A fusion algorithm combines information about a single entity from two or more sources into a coherent information set, e.g. a measurement or track.

  • replacement- Correlated measurements are fused according to a standard set of algorithms. Local measurement positions are replaced by nonlocal measurement positions.

  • weighted_average- Correlated measurements are fused according to a standard set of algorithms. Local measurement positions are combined with nonlocal measurement positions using the covariance matrices of the local and nonlocal measurement.

    Note

    If there is no covariance matrix associated with a nonlocal track, the track manager will attempt to use a measurement covariance matrix, generated from the track’s measurement errors in range, elevation, and bearing.

  • mtt - Correlated measurements and tracks are fused using the Multiple Target Tracker (MTT). If this method is selected, the correlation_method must also be mtt.

    Default: replacement

message_length <data-size-value>

Specify the logical length assigned to the track messages that are created from the image.

Default: 0 (use the value derived from the message_table )

message_priority <integer-priority>

Specify the priority assigned to the track messages that are created from the image.

Default: 0 (use the value derived from the message_table )

Script Interface

The following methods extend the WsfProcessor script class by adding the following methods to it:

AddSensor(string aSensorName)
AddSensor(string aPlatformName, string aSensorName)

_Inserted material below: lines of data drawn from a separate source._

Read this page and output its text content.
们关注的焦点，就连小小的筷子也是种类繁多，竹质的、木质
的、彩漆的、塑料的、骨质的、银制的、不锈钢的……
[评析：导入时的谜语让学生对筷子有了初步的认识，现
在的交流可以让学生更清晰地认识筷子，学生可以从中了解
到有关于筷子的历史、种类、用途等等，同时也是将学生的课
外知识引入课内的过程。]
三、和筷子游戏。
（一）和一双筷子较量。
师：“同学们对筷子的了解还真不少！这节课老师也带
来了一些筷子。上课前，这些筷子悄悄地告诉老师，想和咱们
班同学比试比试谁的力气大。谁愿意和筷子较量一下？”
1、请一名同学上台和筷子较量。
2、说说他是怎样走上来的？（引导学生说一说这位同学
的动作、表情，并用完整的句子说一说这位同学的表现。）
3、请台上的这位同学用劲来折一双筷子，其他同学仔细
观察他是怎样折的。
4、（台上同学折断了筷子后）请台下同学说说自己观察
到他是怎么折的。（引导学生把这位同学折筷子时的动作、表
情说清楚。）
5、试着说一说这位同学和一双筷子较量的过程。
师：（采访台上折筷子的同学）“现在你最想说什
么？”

Adds the sensor by name to the list of sensor on the WSF_COHERENT_SENSOR_PROCESSOR. If aPlatformName is omitted the sensor is assumed to be on the same platform as the processor.

RemoveSensor(string aSensorName)
RemoveSensor(string aPlatformName, string aSensorName)

Removes the sensor by name from the list of sensor on the WSF_COHERENT_SENSOR_PROCESSOR. If aPlatformName is omitted the sensor is assumed to be on the same platform as the processor.